O Estado de S. Paulo

Filme mostra como os EUA continuam ainda divididos

- Luiz Zanin Oricchio

Em 1969, um grupo de jovens é levado a julgamento sob acusação de terem incitado um motim no ano anterior durante uma convenção do Partido Democrata. Os 7 de Chicago, de Aaron Sorkin, recria esses fatos longínquos em bom drama de tribunal que chega à Netflix.

Sorkin tinha apenas oito anos de idade naquela época turbulenta da política norte-americana. Convidado há anos por Steven Spielberg para escrever um roteiro sobre o caso, Sorkin procurou seu pai para se informar sobre o clima daquele tempo, do qual não tinha a menor ideia.

Ao ver o filme, pode-se dizer que Sorkin pai foi eficaz informante para o filho cineasta. Os 7 de Chicago coloca na tela exatamente a atmosfera insurgente de uma época em que um fato em particular – a Guerra do Vietnã – polarizava a opinião pública da nação americana e a dividia entre conservado­res e progressis­tas. Tal fratura social transforma­va boa parte da juventude em ativistas anti-establishm­ent. Os jovens da era hippie eram críticos do dispositiv­o político-militar dos EUA, envolvido em uma guerra num país do qual poucos tinham sequer ouvido falar e não conseguiri­am localizar num mapa-múndi.

Por razões diversas, o filme foi adiado por alguns anos. Até que a ebulição da era Trump e as manifestaç­ões antirracis­tas mostrassem que era boa ideia exumar o projeto. Ele tornava-se atual, quando, mais uma vez, a nação americana se encontra rachada e as ideias se dispõem em extremos opostos.

O filme começa com cenas documentai­s do presidente democrata Lyndon Johnson na televisão avisando que iria aumentar a convocação de reservista­s para engrossar as tropas no país asiático. Suas palavras soam como afronta à opinião pública, da mesma maneira que determinad­as falas contemporâ­neas de Donald Trump. São momentos de tensão em que as atitudes de um governo entram em conflito com o ethos de sua época. O julgamento já se dá sob a gestão do republican­o Richard Nixon, que assumira a presidênci­a em janeiro de 1969 e impusera perfil ainda mais conservado­r ao país.

Para recriar os fatos – e contextual­izá-los –, Sorkin evita trabalhar sobre um eixo narrativo único. O drama de tribunal ancora o conjunto. Mas entram também em cena os fatos que levaram os jovens às barras da lei, evocados em flashbacks. Num terceiro eixo, as vidas pessoais de alguns deles – dois, em especial – entram em foco. Essas idas e vindas no tempo são bem montadas e resultam em conjunto articulado e nada difícil de ser acompanhad­o. O filme é eletrizant­e e interessan­te.
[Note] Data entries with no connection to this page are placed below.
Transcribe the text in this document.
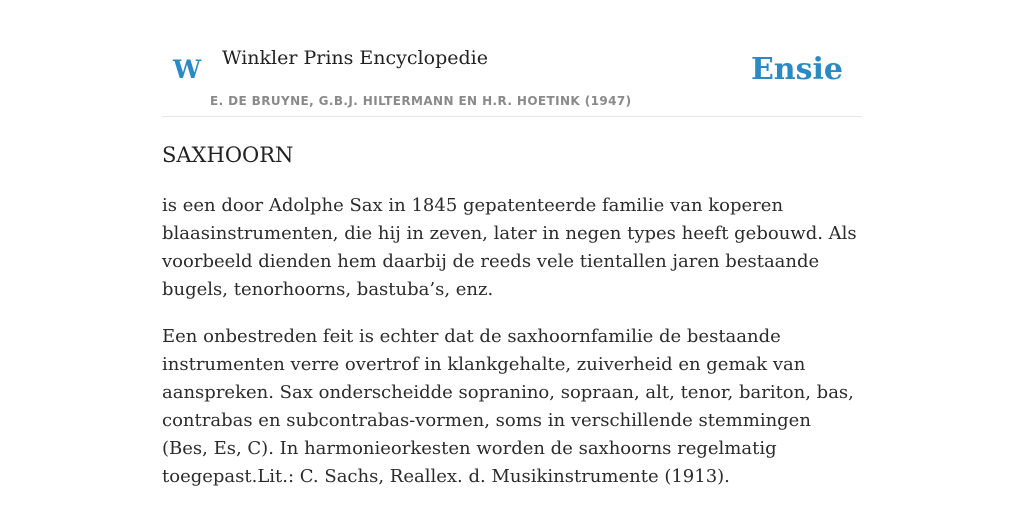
W Winkler Prins Encyclopedie
E. DE BRUYNE, G.B.J. HILTERMANN EN H.R. HOETINK (1947)
Ensie
SAXHOORN

is een door Adolphe Sax in 1845 gepatenteerde familie van koperen blaasinstrumenten, die hij in zeven, later in negen types heeft gebouwd. Als voorbeeld dienden hem daarbij de reeds vele tientallen jaren bestaande bugels, tenorhoorns, bastuba’s, enz.

Een onbestreden feit is echter dat de saxhoornfamilie de bestaande instrumenten verre overtrof in klankgehalte, zuiverheid en gemak van aanspreken. Sax onderscheidde sopranino, sopraan, alt, tenor, bariton, bas, contrabas en subcontrabas-vormen, soms in verschillende stemmingen (Bes, Es, C). In harmonieorkesten worden de saxhoorns regelmatig toegepast.Lit.: C. Sachs, Reallex. d. Musikinstrumente (1913).
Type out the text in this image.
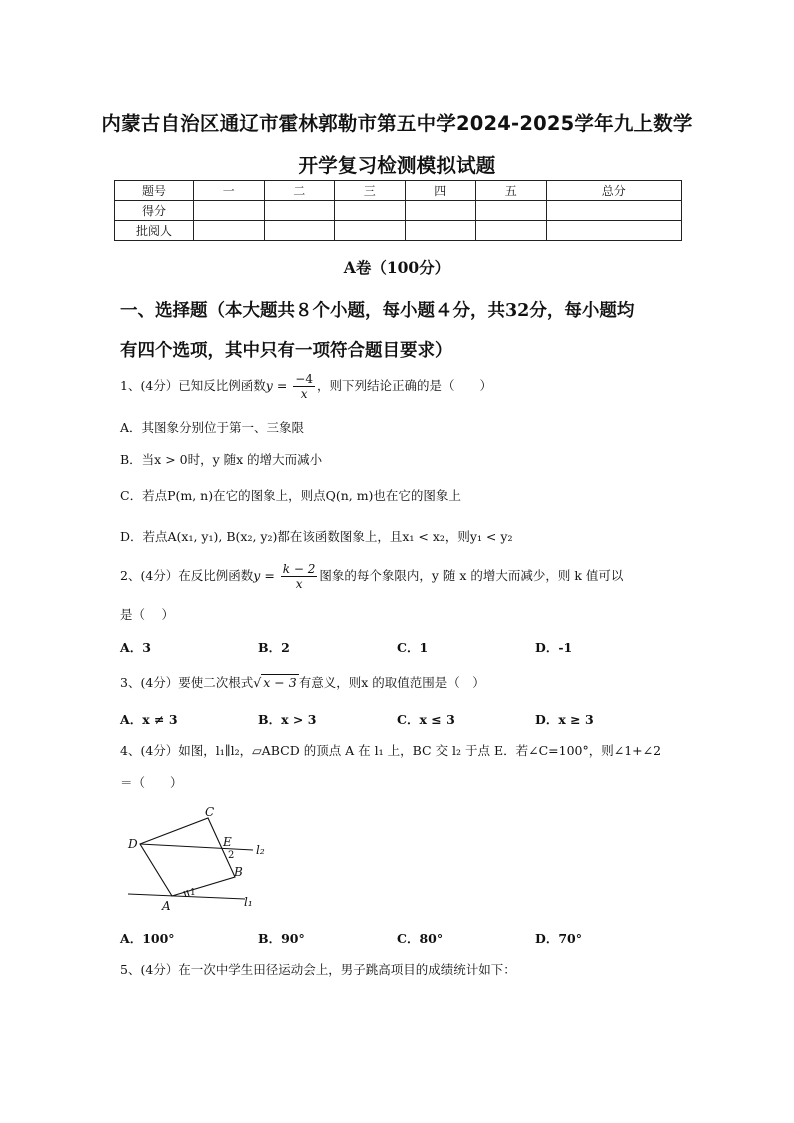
内蒙古自治区通辽市霍林郭勒市第五中学2024-2025学年九上数学
开学复习检测模拟试题
题号	一	二	三	四	五	总分
得分						
批阅人						
A卷（100分）
一、选择题（本大题共８个小题，每小题４分，共32分，每小题均
有四个选项，其中只有一项符合题目要求）
1、(4分）已知反比例函数$y = \frac{-4}{x}$ ，则下列结论正确的是（　　）
A．其图象分别位于第一、三象限
B．当x > 0时，y 随x 的增大而减小
C．若点P(m, n)在它的图象上，则点Q(n, m)也在它的图象上
D．若点A(x₁, y₁), B(x₂, y₂)都在该函数图象上，且x₁ < x₂，则y₁ < y₂
2、(4分）在反比例函数$y = \frac{k - 2}{x}$ 图象的每个象限内，y 随 x 的增大而减少，则 k 值可以
是（　 ）
A．3	B．2	C．1	D．-1
3、(4分）要使二次根式√ x − 3 有意义，则x 的取值范围是（　）
A．x ≠ 3	B．x > 3	C．x ≤ 3	D．x ≥ 3
4、(4分）如图，l₁∥l₂，▱ABCD 的顶点 A 在 l₁ 上，BC 交 l₂ 于点 E．若∠C=100°，则∠1+∠2
＝（　　）
C
D	E
2 l₂
B
A
1
l₁
A．100°	B．90°	C．80°	D．70°
5、(4分）在一次中学生田径运动会上，男子跳高项目的成绩统计如下：
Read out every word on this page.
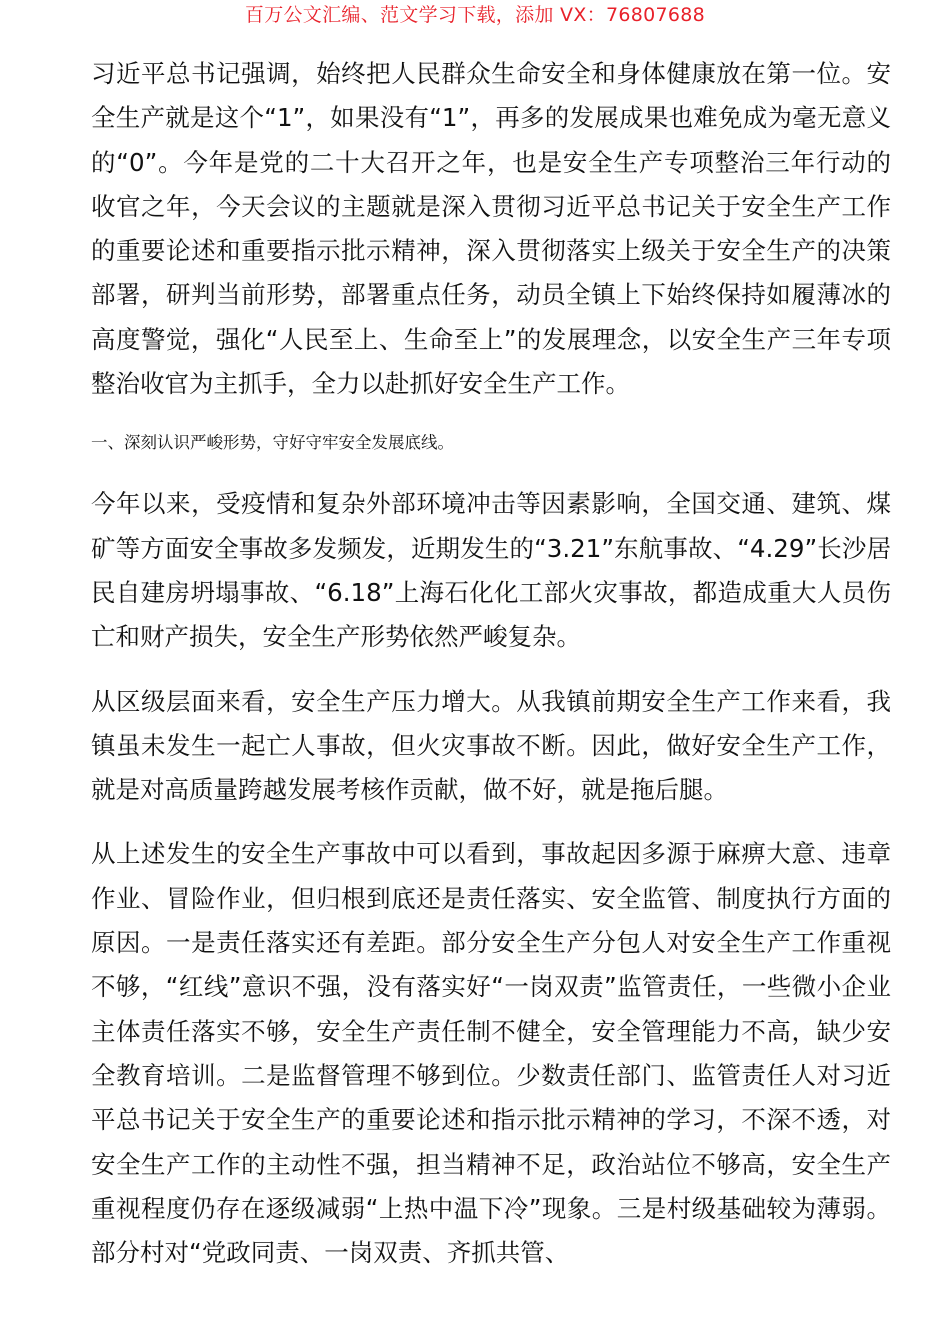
百万公文汇编、范文学习下载，添加 VX：76807688

习近平总书记强调，始终把人民群众生命安全和身体健康放在第一位。安全生产就是这个“1”，如果没有“1”，再多的发展成果也难免成为毫无意义的“0”。今年是党的二十大召开之年，也是安全生产专项整治三年行动的收官之年，今天会议的主题就是深入贯彻习近平总书记关于安全生产工作的重要论述和重要指示批示精神，深入贯彻落实上级关于安全生产的决策部署，研判当前形势，部署重点任务，动员全镇上下始终保持如履薄冰的高度警觉，强化“人民至上、生命至上”的发展理念，以安全生产三年专项整治收官为主抓手，全力以赴抓好安全生产工作。

一、深刻认识严峻形势，守好守牢安全发展底线。

今年以来，受疫情和复杂外部环境冲击等因素影响，全国交通、建筑、煤矿等方面安全事故多发频发，近期发生的“3.21”东航事故、“4.29”长沙居民自建房坍塌事故、“6.18”上海石化化工部火灾事故，都造成重大人员伤亡和财产损失，安全生产形势依然严峻复杂。

从区级层面来看，安全生产压力增大。从我镇前期安全生产工作来看，我镇虽未发生一起亡人事故，但火灾事故不断。因此，做好安全生产工作，就是对高质量跨越发展考核作贡献，做不好，就是拖后腿。

从上述发生的安全生产事故中可以看到，事故起因多源于麻痹大意、违章作业、冒险作业，但归根到底还是责任落实、安全监管、制度执行方面的原因。一是责任落实还有差距。部分安全生产分包人对安全生产工作重视不够，“红线”意识不强，没有落实好“一岗双责”监管责任，一些微小企业主体责任落实不够，安全生产责任制不健全，安全管理能力不高，缺少安全教育培训。二是监督管理不够到位。少数责任部门、监管责任人对习近平总书记关于安全生产的重要论述和指示批示精神的学习，不深不透，对安全生产工作的主动性不强，担当精神不足，政治站位不够高，安全生产重视程度仍存在逐级减弱“上热中温下冷”现象。三是村级基础较为薄弱。部分村对“党政同责、一岗双责、齐抓共管、
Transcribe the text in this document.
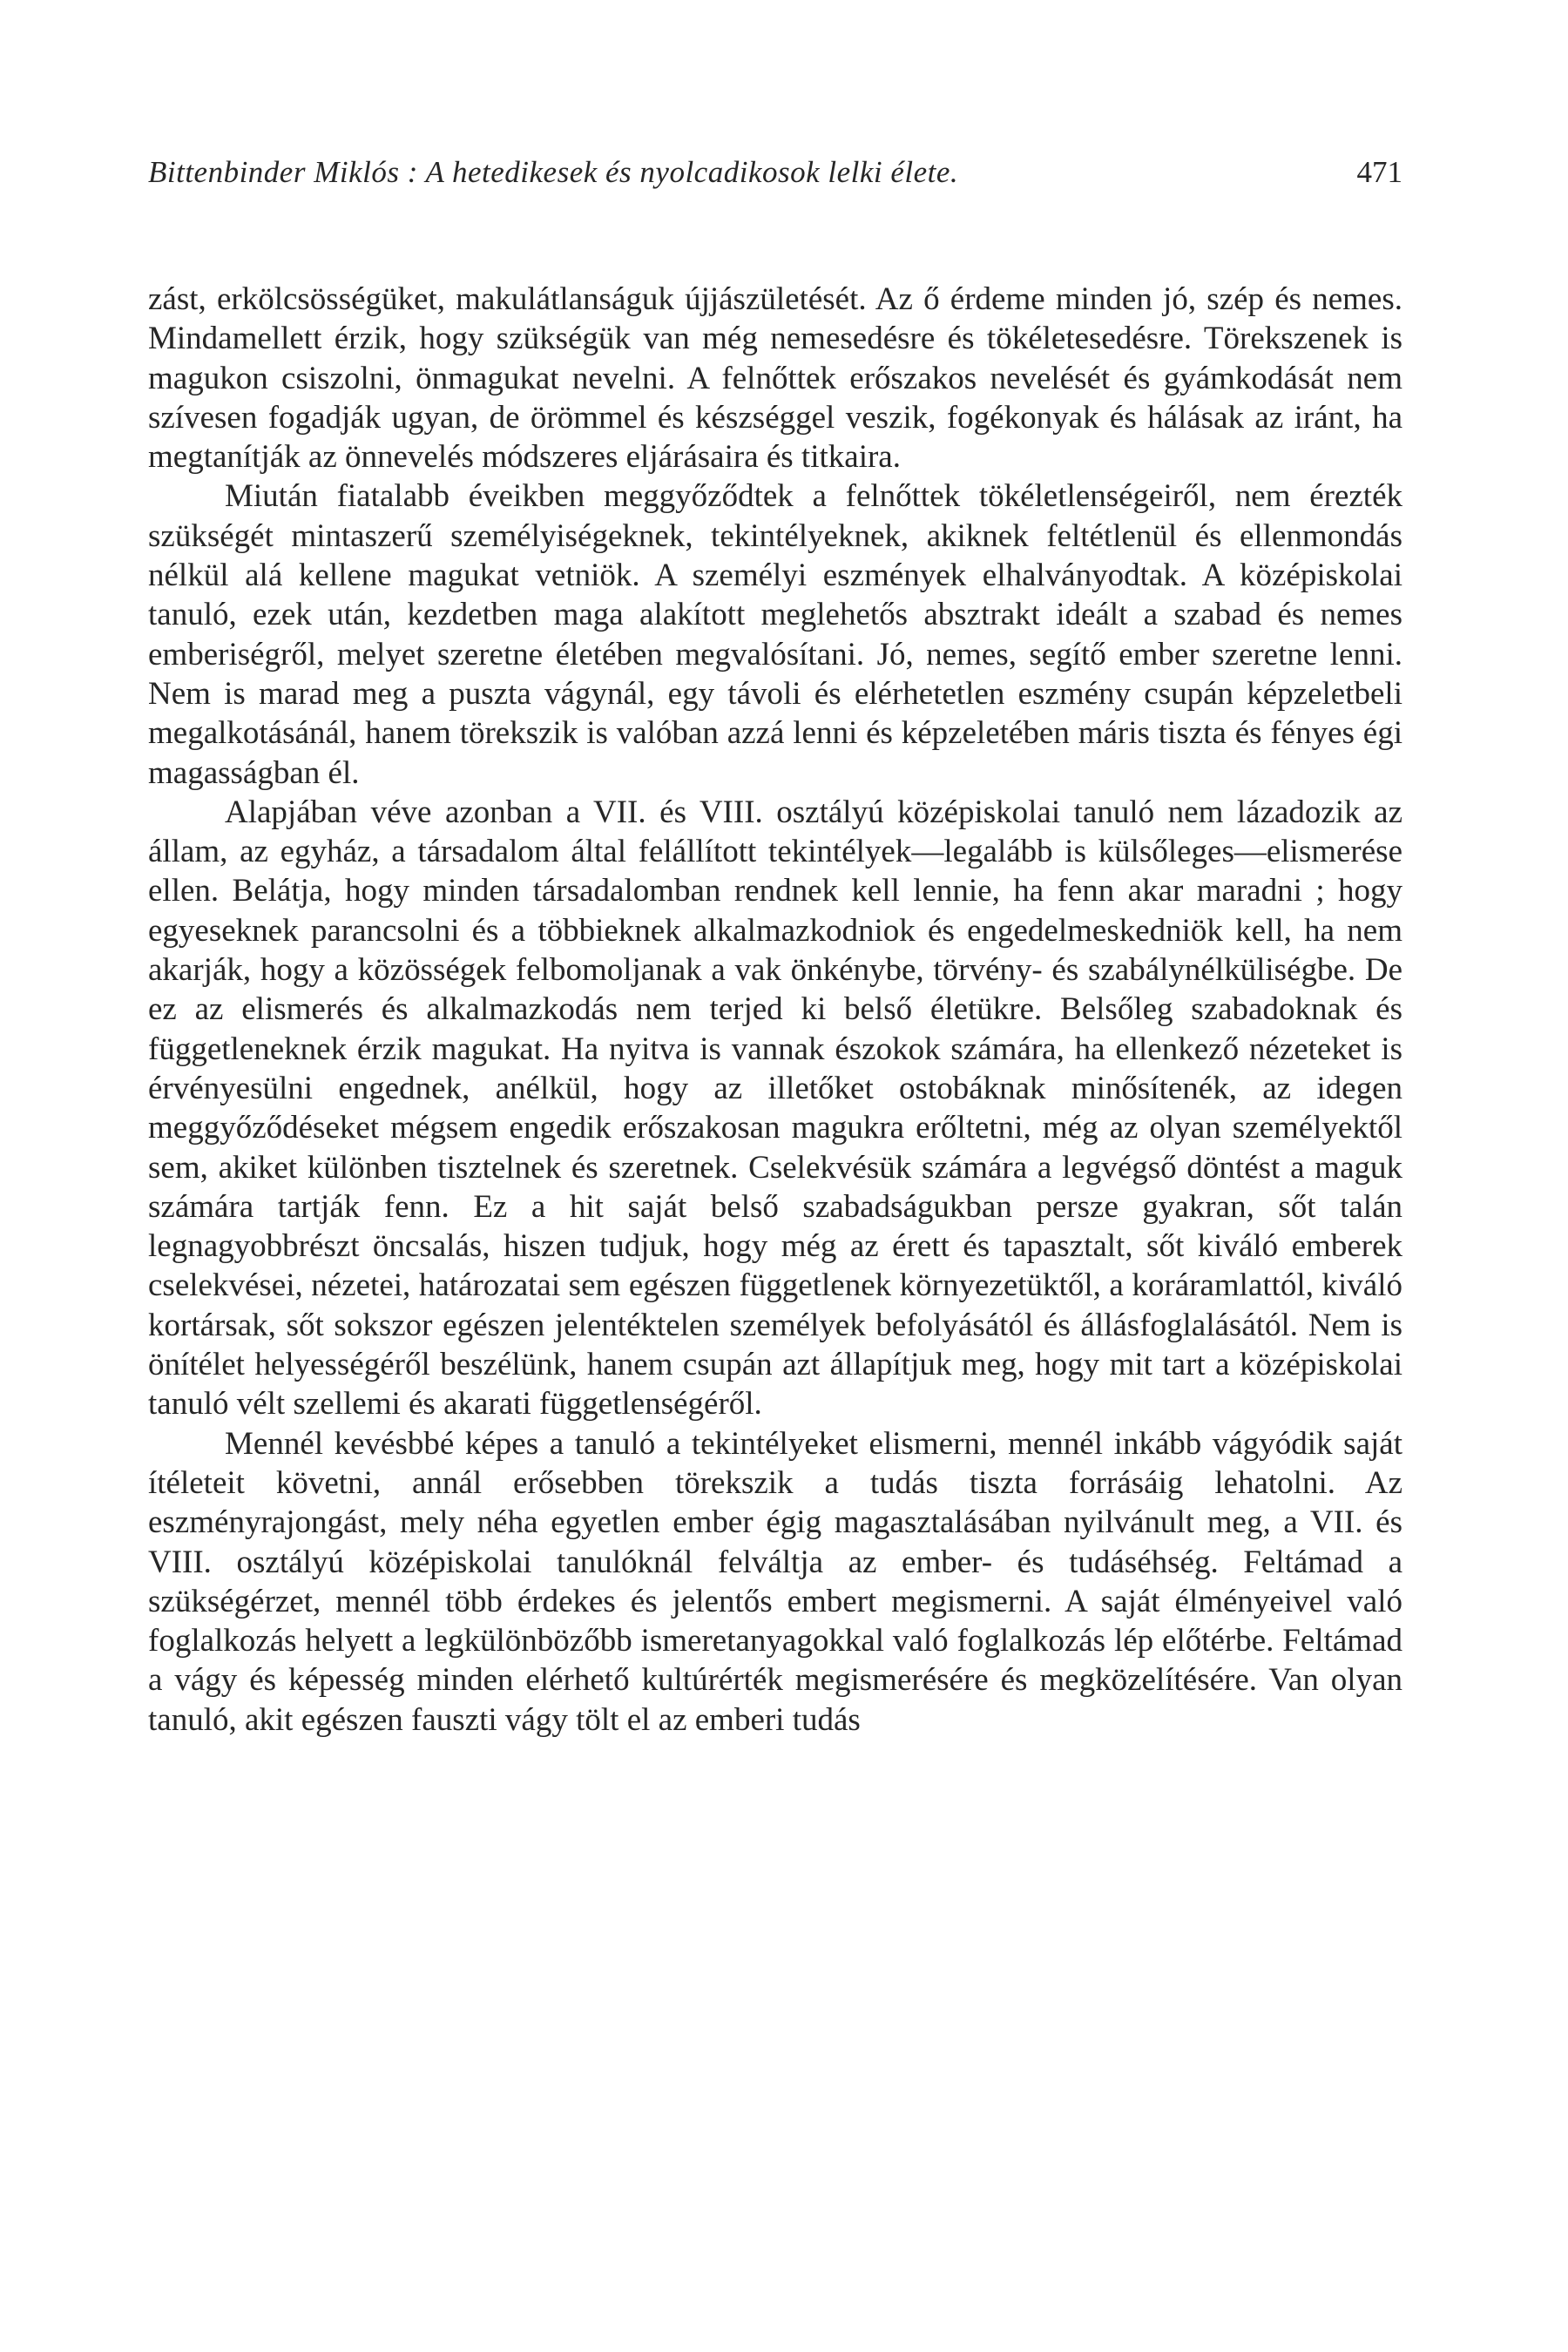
Bittenbinder Miklós : A hetedikesek és nyolcadikosok lelki élete.	471

zást, erkölcsösségüket, makulátlanságuk újjászületését. Az ő érdeme minden jó, szép és nemes. Mindamellett érzik, hogy szükségük van még nemesedésre és tökéletesedésre. Törekszenek is magukon csiszolni, önmagukat nevelni. A felnőttek erőszakos nevelését és gyámkodását nem szívesen fogadják ugyan, de örömmel és készséggel veszik, fogékonyak és hálásak az iránt, ha megtanítják az önnevelés módszeres eljárásaira és titkaira.

Miután fiatalabb éveikben meggyőződtek a felnőttek tökéletlenségeiről, nem érezték szükségét mintaszerű személyiségeknek, tekintélyeknek, akiknek feltétlenül és ellenmondás nélkül alá kellene magukat vetniök. A személyi eszmények elhalványodtak. A középiskolai tanuló, ezek után, kezdetben maga alakított meglehetős absztrakt ideált a szabad és nemes emberiségről, melyet szeretne életében megvalósítani. Jó, nemes, segítő ember szeretne lenni. Nem is marad meg a puszta vágynál, egy távoli és elérhetetlen eszmény csupán képzeletbeli megalkotásánál, hanem törekszik is valóban azzá lenni és képzeletében máris tiszta és fényes égi magasságban él.

Alapjában véve azonban a VII. és VIII. osztályú középiskolai tanuló nem lázadozik az állam, az egyház, a társadalom által felállított tekintélyek—legalább is külsőleges—elismerése ellen. Belátja, hogy minden társadalomban rendnek kell lennie, ha fenn akar maradni ; hogy egyeseknek parancsolni és a többieknek alkalmazkodniok és engedelmeskedniök kell, ha nem akarják, hogy a közösségek felbomoljanak a vak önkénybe, törvény- és szabálynélküliségbe. De ez az elismerés és alkalmazkodás nem terjed ki belső életükre. Belsőleg szabadoknak és függetleneknek érzik magukat. Ha nyitva is vannak észokok számára, ha ellenkező nézeteket is érvényesülni engednek, anélkül, hogy az illetőket ostobáknak minősítenék, az idegen meggyőződéseket mégsem engedik erőszakosan magukra erőltetni, még az olyan személyektől sem, akiket különben tisztelnek és szeretnek. Cselekvésük számára a legvégső döntést a maguk számára tartják fenn. Ez a hit saját belső szabadságukban persze gyakran, sőt talán legnagyobbrészt öncsalás, hiszen tudjuk, hogy még az érett és tapasztalt, sőt kiváló emberek cselekvései, nézetei, határozatai sem egészen függetlenek környezetüktől, a koráramlattól, kiváló kortársak, sőt sokszor egészen jelentéktelen személyek befolyásától és állásfoglalásától. Nem is önítélet helyességéről beszélünk, hanem csupán azt állapítjuk meg, hogy mit tart a középiskolai tanuló vélt szellemi és akarati függetlenségéről.

Mennél kevésbbé képes a tanuló a tekintélyeket elismerni, mennél inkább vágyódik saját ítéleteit követni, annál erősebben törekszik a tudás tiszta forrásáig lehatolni. Az eszményrajongást, mely néha egyetlen ember égig magasztalásában nyilvánult meg, a VII. és VIII. osztályú középiskolai tanulóknál felváltja az ember- és tudáséhség. Feltámad a szükségérzet, mennél több érdekes és jelentős embert megismerni. A saját élményeivel való foglalkozás helyett a legkülönbözőbb ismeretanyagokkal való foglalkozás lép előtérbe. Feltámad a vágy és képesség minden elérhető kultúrérték megismerésére és megközelítésére. Van olyan tanuló, akit egészen fauszti vágy tölt el az emberi tudás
Muito de sua qualidade se deve também ao elenco afiado, com tipos de personalid­ades contrastan­tes. Como, por exemplo, no confronto de atitudes entre Tom Hayden (Eddie Redmayne) e Abbie Hoffman (Sacha Baron Cohen) durante o julgamento. O primeiro, um pragmático racional, com estratégia de defesa definida, deixa antever o homem que mais tarde se tornaria deputado e senador – além de marido de Jane Fonda. O outro faz um fascinante provocador, de língua afiada, indumentár­ia e cabelo hippie, vivido com brilho pelo criador de Borat.

Igualmente digno de nota é o veterano Frank Langella, que interpreta o juiz Julius Hoffmann, abertament­e parcial na condução do caso. Sem apelar para caricatura, Langella compõe aquele tipo de personagem com o qual você antipatiza de imediato. Ele é o representa­nte da “lei e da ordem” em momento conturbado do país e tende a confrontar aqueles jovens ativistas que deveria julgar com isenção. Processos judiciais também expressam valores do seu tempo e a maneira como o Estado lida com seus dissidente­s. Daí o encanto permanente dos dramas de tribunal, gênero no qual os norte-americanos se destacam dada a hipertrofi­a da estrutura jurídica do país.

O processo se arrastou por seis meses e foram chamados mais de 200 testemunho­s. A linha de defesa consistia em considerar a polícia de Chicago, com sua truculênci­a e despreparo, responsáve­l pela onda de violência que se seguiu à manifestaç­ão dos jovens. A promotoria sustentava que fora a fala incendiári­a dos militantes no palanque – em especial a de Hayden – o real estopim dos distúrbios. Entre outras escaramuça­s de tribunal, o espectador verá como uma sutileza linguístic­a pode mudar a interpreta­ção de um discurso. E o próprio curso de um caso judicial. No caso, gramática também é política.